Dr. Walter F. Burghardt Jr., chief of behavioral medicine at the Lackland dog hospital, told the New York Times that for severe cases of PTSD, "desensitization counterconditioning" is often prescribed. This process involves exposing the dog at a safe distance to a sight or sound that might set off a reaction (such as a gunshot, loud bang, vehicle, etc.); if the dog does not react, s/he is rewarded, and the trigger is moved progressively closer until the reaction disappears.

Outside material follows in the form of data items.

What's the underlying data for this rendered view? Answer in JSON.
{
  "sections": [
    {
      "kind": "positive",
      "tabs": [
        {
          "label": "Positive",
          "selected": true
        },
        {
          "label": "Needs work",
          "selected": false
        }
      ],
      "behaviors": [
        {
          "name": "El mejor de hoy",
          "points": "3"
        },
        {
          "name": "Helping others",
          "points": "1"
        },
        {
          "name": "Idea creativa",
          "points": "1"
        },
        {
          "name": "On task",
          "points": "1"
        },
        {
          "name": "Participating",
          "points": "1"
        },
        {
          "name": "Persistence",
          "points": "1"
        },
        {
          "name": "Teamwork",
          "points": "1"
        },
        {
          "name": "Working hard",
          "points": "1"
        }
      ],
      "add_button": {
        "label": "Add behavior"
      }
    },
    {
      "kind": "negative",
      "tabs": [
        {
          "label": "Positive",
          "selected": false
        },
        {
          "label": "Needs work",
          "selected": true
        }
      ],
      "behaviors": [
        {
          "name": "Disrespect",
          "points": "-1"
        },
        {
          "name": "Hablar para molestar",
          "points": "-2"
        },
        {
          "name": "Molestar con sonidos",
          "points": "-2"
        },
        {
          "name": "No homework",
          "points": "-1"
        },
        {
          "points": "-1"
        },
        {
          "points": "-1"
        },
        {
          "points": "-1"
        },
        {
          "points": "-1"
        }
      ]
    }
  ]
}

So far, approximately 20 Labrador retrievers have been killed in action since 2007, most in explosions. Within the Special Operations Command, the home of the dog that went on the Bin Laden mission in May, some 34 dogs were killed between 2006 and 2009, as reported by the New York Times.
After enduring a life of violence, it's hardly surprising that dogs are increasingly returning to the United States with PTSD symptoms. Though a cure for this new disease is likely years away, perhaps the most obvious solution to canine PTSD would be not sending dogs to war in the first place.